LGIRJun 6, 2024

Negative Feedback for Music Personalization

arXiv:2406.04488v1
Originality Incremental advance
AI Analysis

This work addresses music personalization for internet radio users, offering incremental improvements in recommendation efficiency and accuracy.

The paper tackled the problem of next-song recommendation by incorporating real negative feedback into training, which reduced training time by approximately 60% and improved test accuracy by about 6%.

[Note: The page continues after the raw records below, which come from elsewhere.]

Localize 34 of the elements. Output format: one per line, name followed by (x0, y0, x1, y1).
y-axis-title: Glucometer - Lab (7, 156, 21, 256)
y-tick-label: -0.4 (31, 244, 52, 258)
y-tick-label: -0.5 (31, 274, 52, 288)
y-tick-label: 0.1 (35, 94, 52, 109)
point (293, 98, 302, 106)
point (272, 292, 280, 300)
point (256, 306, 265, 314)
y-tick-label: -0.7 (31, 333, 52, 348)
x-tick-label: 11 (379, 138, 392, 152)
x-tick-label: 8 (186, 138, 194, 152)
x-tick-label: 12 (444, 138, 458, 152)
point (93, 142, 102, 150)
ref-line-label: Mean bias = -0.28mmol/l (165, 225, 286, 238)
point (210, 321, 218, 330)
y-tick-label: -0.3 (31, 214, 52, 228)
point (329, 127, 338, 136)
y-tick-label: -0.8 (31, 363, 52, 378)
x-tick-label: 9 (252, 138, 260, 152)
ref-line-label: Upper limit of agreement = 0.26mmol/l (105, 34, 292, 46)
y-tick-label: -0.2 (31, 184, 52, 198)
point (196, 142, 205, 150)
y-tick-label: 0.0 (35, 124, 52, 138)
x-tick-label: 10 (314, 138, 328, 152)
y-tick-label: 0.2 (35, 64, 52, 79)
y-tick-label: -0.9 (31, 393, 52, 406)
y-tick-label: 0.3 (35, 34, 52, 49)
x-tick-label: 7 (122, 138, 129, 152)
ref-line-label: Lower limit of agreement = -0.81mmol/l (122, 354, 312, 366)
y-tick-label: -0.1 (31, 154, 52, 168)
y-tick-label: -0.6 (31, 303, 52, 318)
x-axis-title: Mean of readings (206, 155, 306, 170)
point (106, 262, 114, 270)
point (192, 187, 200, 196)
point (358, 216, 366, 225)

Next-item recommender systems are often trained using only positive feedback with randomly-sampled negative feedback. We show the benefits of using real negative feedback both as inputs into the user sequence and also as negative targets for training a next-song recommender system for internet radio. In particular, using explicit negative samples during training helps reduce training time by ~60% while also improving test accuracy by ~6%; adding user skips as additional inputs also can considerably increase user coverage alongside slightly improving accuracy. We test the impact of using a large number of random negative samples to capture a 'harder' one and find that the test accuracy increases with more randomly-sampled negatives, but only to a point. Too many random negatives leads to false negatives that limits the lift, which is still lower than if using true negative feedback. We also find that the test accuracy is fairly robust with respect to the proportion of different feedback types, and compare the learned embeddings for different feedback types.